# Help Needed, How Do You Grow A Seed Mix Indoors?



## Vegas_Leopard (Oct 28, 2009)

Hey Tortoise Forum, what's up?

I have a new project that I'd like to start on & that is growing the Grazing Tortoise Seed Mix indoors for my hatching's. I don't have a clue on how to grow this indoors, gardening isn't my forte. Outdoors it was easy, rake, throw the seeds all over the place water. It was that easy, I'm sure this won't be as hard as I'm imagining, but if anyone could help me out I'd GREATLY appreciate it. The questions I'd like to have answered are:

*1.) What type of soil should be used for/recommended to grow this mix?*

*2.) What kind of tray would you use/recommended to grow this mix on? (Keep in mind these are for hatching's, I'm not trying to grow more then what they can't handle.)*

*3.) I assume natural sunlight by a window would do the job, for the seeds to sprout. By all means do I need some sort of lighting? How much exposure to sunlight if any is recommended?*

*4. How long till ready to be fed to my hatching's?*

Anyways, so far these are my biggest concerns. If anything else concerns me I'll update.

Thanks in advance,
-Ralph


----------



## katesgoey (Oct 28, 2009)

Here's what I do:

I use a Rubbermaid tray with pebbles on the bottom for drainage (you can use any kind of container but it needs some drainage so the water can be absorbed by the plants and soil). I sow the seeds and water till the soil is damp, not soggy. You will need to keep the seeds moist so water lightly every day. I set the container on backporch every day for a few hours, but you can grow them inside if you get enough light on them. After a few days you should see sprouts, after ten days you should see small weeds, after about 6-8 weeks, you should have lush weeds that you can "top" to feed your hatchlings. You can also transplant them into the ground, keep it watered (not drenched) until they root into the ground.


----------



## Yvonne G (Oct 28, 2009)

Or, if your tortoise habitat is big enough, you can plant two small kitty litter pans (using Katesgoey's method). When they are growing well, put one pan in the habitat, sunk down into the substrate so he doesn't have to climb to get into it. When he has messed that one up a bit, rescue it and replace it with the other. You can keep going back and forth with the pans until they're too badly messed up to use any more.
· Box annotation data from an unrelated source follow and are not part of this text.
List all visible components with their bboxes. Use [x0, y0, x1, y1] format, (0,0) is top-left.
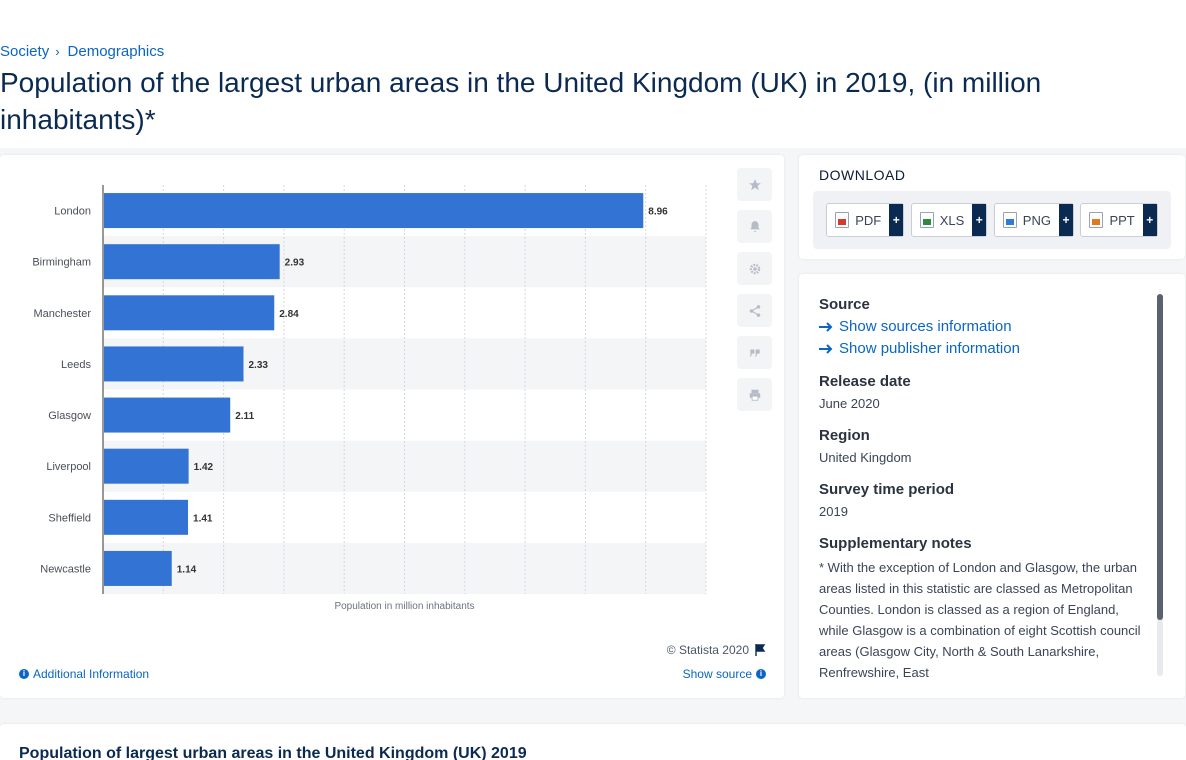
source-heading: Source: [819, 296, 870, 313]
chart-card: London 8.96 Birmingham 2.93 Manchester 2.84 Le…: [0, 155, 784, 698]
download-png-button[interactable]: PNG +: [993, 203, 1074, 237]
supplementary-notes-heading: Supplementary notes: [819, 535, 972, 552]
star-icon: [748, 178, 761, 190]
download-heading: DOWNLOAD: [819, 167, 906, 183]
bar: [104, 193, 644, 229]
breadcrumb-demographics[interactable]: Demographics: [67, 43, 165, 60]
show-publisher-link[interactable]: Show publisher information: [819, 340, 1149, 357]
share-button[interactable]: [737, 294, 772, 327]
source-info-content: Source Show sources information Show pub…: [819, 296, 1149, 683]
category-label: Liverpool: [46, 461, 91, 473]
download-ppt-button[interactable]: PPT +: [1080, 203, 1158, 237]
page-title: Population of the largest urban areas in…: [0, 67, 1042, 135]
additional-information-label: Additional Information: [33, 667, 150, 681]
info-scrollbar[interactable]: [1157, 294, 1163, 676]
survey-period-heading: Survey time period: [819, 481, 955, 498]
bar: [104, 295, 275, 331]
download-pdf-button[interactable]: PDF +: [826, 203, 905, 237]
category-label: Glasgow: [48, 410, 91, 422]
info-scrollbar-thumb[interactable]: [1157, 294, 1163, 620]
region-value: United Kingdom: [819, 450, 912, 465]
arrow-right-icon: [819, 321, 833, 332]
quote-icon: [749, 349, 760, 356]
data-label: 2.84: [279, 309, 299, 320]
show-sources-link[interactable]: Show sources information: [819, 318, 1149, 335]
download-xls-button[interactable]: XLS +: [910, 203, 988, 237]
download-card: DOWNLOAD PDF + XLS + PNG + PPT +: [799, 155, 1185, 259]
data-label: 1.14: [177, 564, 197, 575]
additional-information-link[interactable]: i Additional Information: [19, 667, 149, 681]
category-label: Manchester: [34, 308, 92, 320]
category-label: London: [54, 206, 91, 218]
favorite-button[interactable]: [737, 168, 772, 201]
bar-chart: London 8.96 Birmingham 2.93 Manchester 2.84 Le…: [32, 185, 707, 612]
bar: [104, 550, 172, 586]
xls-file-icon: [919, 212, 934, 228]
plus-icon: +: [1058, 204, 1073, 236]
data-label: 1.42: [194, 462, 214, 473]
release-date-value: June 2020: [819, 396, 880, 411]
supplementary-notes-section: Supplementary notes * With the exception…: [819, 535, 1149, 683]
category-label: Newcastle: [40, 563, 91, 575]
plus-icon: +: [1142, 204, 1157, 236]
share-icon: [749, 304, 760, 317]
release-date-heading: Release date: [819, 373, 911, 390]
info-icon: i: [756, 669, 766, 679]
data-label: 1.41: [193, 513, 213, 524]
data-label: 2.93: [285, 258, 305, 269]
breadcrumb-society[interactable]: Society: [0, 43, 50, 60]
download-xls-label: XLS: [939, 212, 965, 228]
category-label: Sheffield: [48, 512, 91, 524]
ppt-file-icon: [1089, 212, 1104, 228]
settings-button[interactable]: [737, 252, 772, 285]
source-info-card: Source Show sources information Show pub…: [799, 274, 1185, 698]
bar: [104, 346, 244, 382]
breadcrumb: Society › Demographics: [0, 43, 164, 60]
show-publisher-label: Show publisher information: [839, 340, 1020, 357]
show-sources-label: Show sources information: [839, 318, 1012, 335]
pdf-file-icon: [835, 212, 850, 228]
download-png-label: PNG: [1022, 212, 1051, 228]
bar: [104, 397, 231, 433]
description-title: Population of largest urban areas in the…: [19, 745, 527, 760]
bar: [104, 244, 280, 280]
png-file-icon: [1002, 212, 1017, 228]
flag-icon[interactable]: [755, 644, 766, 656]
region-heading: Region: [819, 427, 870, 444]
category-label: Birmingham: [32, 257, 91, 269]
download-ppt-label: PPT: [1109, 212, 1135, 228]
plus-icon: +: [889, 204, 904, 236]
copyright-text: © Statista 2020: [666, 643, 749, 657]
survey-period-value: 2019: [819, 504, 848, 519]
print-icon: [749, 389, 760, 401]
data-label: 2.11: [235, 411, 254, 422]
bar: [104, 448, 189, 484]
copyright: © Statista 2020: [667, 643, 766, 657]
page-header: [0, 0, 1186, 148]
supplementary-notes-text: * With the exception of London and Glasg…: [819, 560, 1141, 680]
info-icon: i: [19, 669, 29, 679]
bell-icon: [749, 220, 760, 232]
plus-icon: +: [972, 204, 987, 236]
download-buttons: PDF + XLS + PNG + PPT +: [813, 191, 1171, 249]
arrow-right-icon: [819, 343, 833, 354]
breadcrumb-separator: ›: [55, 44, 60, 59]
region-section: Region United Kingdom: [819, 427, 1149, 465]
print-button[interactable]: [737, 378, 772, 411]
data-label: 2.33: [248, 360, 268, 371]
download-pdf-label: PDF: [855, 212, 882, 228]
chart-toolbar: [737, 168, 773, 420]
bar: [104, 499, 189, 535]
notification-button[interactable]: [737, 210, 772, 243]
x-axis-title: Population in million inhabitants: [334, 601, 474, 612]
gear-icon: [749, 263, 760, 274]
show-source-link[interactable]: Show source i: [683, 667, 766, 681]
survey-period-section: Survey time period 2019: [819, 481, 1149, 519]
show-source-label: Show source: [682, 667, 752, 681]
release-date-section: Release date June 2020: [819, 373, 1149, 411]
description-card: Population of largest urban areas in the…: [0, 724, 1186, 760]
data-label: 8.96: [648, 207, 668, 218]
category-label: Leeds: [61, 359, 91, 371]
cite-button[interactable]: [737, 336, 772, 369]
But the thing is, its hard to keep outdoor plants alive indoors. They usually grow long and leggy because there just isn't enough light indoors.

Yvonne


----------



## Vegas_Leopard (Oct 28, 2009)

Thanks for the suggestions you two. What soil do you guys recommend using?


----------



## katesgoey (Oct 29, 2009)

I use an organic topsoil, one with no chemical fertilizers....can't remember the brand, got it at Home Depot mixed with some of the coconut coir I use in the tortoise enclosure. You can just use the coir too - I've done that before, but I found I had to keep it watered more frequently.


----------



## GBtortoises (Oct 29, 2009)

Miracle Gro markets an organic topsoil that contains no chemicals, just a natural fertilizer (poultry waste). Light brown bag. I forget the size of the bag but it's around $7-8 per bag. Sold at Home Depot & Lowe's. 
Check out the "Enclosures" section, my post "my favorite substrates". I use it as a mix for substrate, along with sand and coconut coir (Eco-Earth version). Rather than throw the used substrate out we use it for houseplants and till it in the garden outdoors. Should work great for starting seedlings and growing indoors too.


----------



## Vegas_Leopard (Oct 29, 2009)

I GREATLY appreciate your guys help & I think it's time to put this information to use, thanks.


----------